Champagne Results For Magic Mick

The Street Boss x Pink Champagne colt going through the ring at last week's National Weanling Sale (Magic Millions).

 

There was a lot to take away from the two day, 540 lot strong Gold Coast Magic Millions National Weanling Sale last week.

A Fastnet Rock filly for $525,000. A Snitzel colt for $460,000. Ten lots for $250,000 plus. Julian Blaxland’s Blue Sky, the leading buyer with 11 lots for nearly $1.6 million. Solid average. Strong international interest, including some big buys for Dubai and USA.

So, in the general scheme of things, the $110,000 for a Street Boss colt from Pink Champagne didn’t raise too many bubbles (sorry, can’t help it!) when sold near the end of Friday’s final session.

It made a huge difference for Victorian breeder, Mick Maroulis, though. Maroulis, by his own confession, is a battler who breeds a few here, sells a few there.

The eternal optimist, Maroulis sees the trough as half full but has had his share of ups and more than a few downs since first deciding as a kid that he’d like to get more involved in the horse caper.

“My old man used to take me to the races when I was little and it just grew from there,” the now 63 year old, Maroulis points out. “I always knew that one day I’d race some horses of my own and maybe run a small farm.”

A handy footy player, Maroulis played lower grades for AFL team, Essendon, in the early 1970s while working in a bank, then for the department of health and in the tax office, before taking up a role in the youth training centre at Kyneton in central Victoria.

For the last two decades though Maroulis has established his 60 acre farm between Kyneton and Malmsbury which he runs with his wife, Lou: “We only have around seven mares and send out three or four every year to bred to,” Maroulis reveals. “We’ve been fortunate enough to breed some good horses off the farm over the years.

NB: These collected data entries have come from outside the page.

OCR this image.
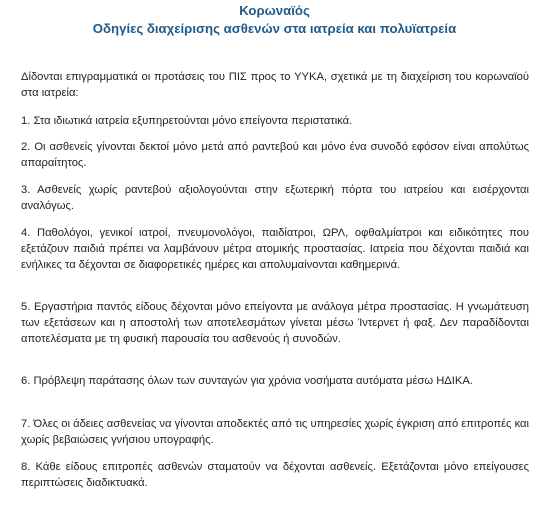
Κορωναϊός
Οδηγίες διαχείρισης ασθενών στα ιατρεία και πολυϊατρεία
Δίδονται επιγραμματικά οι προτάσεις του ΠΙΣ προς το ΥΥΚΑ, σχετικά με τη διαχείριση του κορωναϊού στα ιατρεία:
1. Στα ιδιωτικά ιατρεία εξυπηρετούνται μόνο επείγοντα περιστατικά.
2. Οι ασθενείς γίνονται δεκτοί μόνο μετά από ραντεβού και μόνο ένα συνοδό εφόσον είναι απολύτως απαραίτητος.
3. Ασθενείς χωρίς ραντεβού αξιολογούνται στην εξωτερική πόρτα του ιατρείου και εισέρχονται αναλόγως.
4. Παθολόγοι, γενικοί ιατροί, πνευμονολόγοι, παιδίατροι, ΩΡΛ, οφθαλμίατροι και ειδικότητες που εξετάζουν παιδιά πρέπει να λαμβάνουν μέτρα ατομικής προστασίας. Ιατρεία που δέχονται παιδιά και ενήλικες τα δέχονται σε διαφορετικές ημέρες και απολυμαίνονται καθημερινά.
5. Εργαστήρια παντός είδους δέχονται μόνο επείγοντα με ανάλογα μέτρα προστασίας. Η γνωμάτευση των εξετάσεων και η αποστολή των αποτελεσμάτων γίνεται μέσω Ίντερνετ ή φαξ. Δεν παραδίδονται αποτελέσματα με τη φυσική παρουσία του ασθενούς ή συνοδών.
6. Πρόβλεψη παράτασης όλων των συνταγών για χρόνια νοσήματα αυτόματα μέσω ΗΔΙΚΑ.
7. Όλες οι άδειες ασθενείας να γίνονται αποδεκτές από τις υπηρεσίες χωρίς έγκριση από επιτροπές και χωρίς βεβαιώσεις γνήσιου υπογραφής.
8. Κάθε είδους επιτροπές ασθενών σταματούν να δέχονται ασθενείς. Εξετάζονται μόνο επείγουσες περιπτώσεις διαδικτυακά.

“There was Fiveoclockshadow, who won stakes races in Melbourne and Brisbane and Irazu, who only get beaten a neck in the Sydney Cup, but probably the worse thing that ever happened to me was the first horse I ever bred, Zaparri, ended up winning a Group One. Point of no return after that … I was hooked,” Maroulis adds with a laugh.

“I raced (Carnegie mare) Pink Champagne in partnership and she only had the one start before I ended up getting her for breeding purposes.

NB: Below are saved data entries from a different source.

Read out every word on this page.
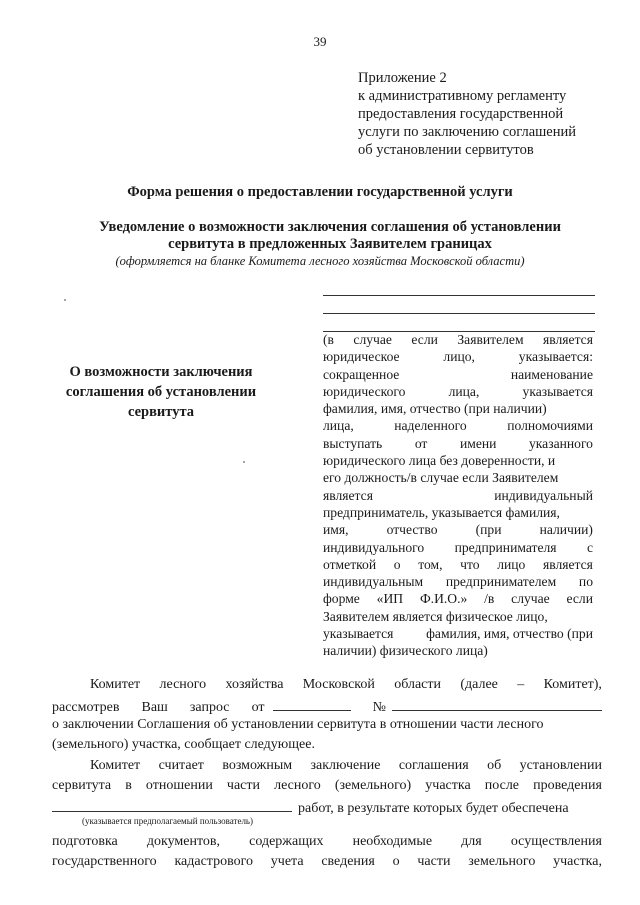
39
Приложение 2
к административному регламенту
предоставления государственной
услуги по заключению соглашений
об установлении сервитутов
Форма решения о предоставлении государственной услуги
Уведомление о возможности заключения соглашения об установлении
сервитута в предложенных Заявителем границах
(оформляется на бланке Комитета лесного хозяйства Московской области)
О возможности заключения
соглашения об установлении
сервитута
(в случае если Заявителем является
юридическое	лицо,	указывается:
сокращенное	наименование
юридического	лица,	указывается
фамилия, имя, отчество (при наличии)
лица,	наделенного	полномочиями
выступать от имени указанного
юридического лица без доверенности, и
его должность/в случае если Заявителем
является	индивидуальный
предприниматель, указывается фамилия,
имя,	отчество	(при	наличии)
индивидуального предпринимателя с
отметкой о том, что лицо является
индивидуальным предпринимателем по
форме «ИП Ф.И.О.» /в случае если
Заявителем является физическое лицо,
указывается фамилия, имя, отчество (при
наличии) физического лица)
Комитет лесного хозяйства Московской области (далее – Комитет),
рассмотрев Ваш запрос от	№
о заключении Соглашения об установлении сервитута в отношении части лесного
(земельного) участка, сообщает следующее.
Комитет считает возможным заключение соглашения об установлении
сервитута в отношении части лесного (земельного) участка после проведения
работ, в результате которых будет обеспечена
(указывается предполагаемый пользователь)
подготовка документов, содержащих необходимые для осуществления
государственного кадастрового учета сведения о части земельного участка,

“Her first foal, Wild Dynamite, won three in New Zealand and Hong Kong, but I only got $8,500 for him as a weanling.

“The next foal was O’malley, who is by Street Boss and a full brother to the weanling I sold last week. He’s been a terrific sprinter for Enver Jusufovic, winning five from 14 and stakes placed, but the poor bugger has so many nuts and bolts in his knee after he fractured it, that he has to be kept to soft tracks.

“Pink Champagne’s next foal, by Written Tycoon, made only $3,000 in the ring and the next one, a Super Saver, went through for $2,500 … no wonder they called him Cheap Champagne!

“Anyway, when this Street Boss made $110,000 last Friday I was over the moon. The guys at Sun Stud, who sold the horse for me, said he was run off his feet with the number of inspections, but you don’t like to get your hopes up too much.

“When he made the six figures I was pretty much speechless, which some people will tell you is a feat in itself. You don’t do this for the money, but when you get days like that, it makes all those early mornings, feed runs and vet visits worthwhile.”

The show moves on and, over the next four days, 1,000 plus mares will go through the ring, to be followed by another three sessions of yearlings and racehorses.

There will be countless other good luck stories that will unfold between now and 8 June, but for Mick Maroulis his two minutes in the sun will last a lifetime.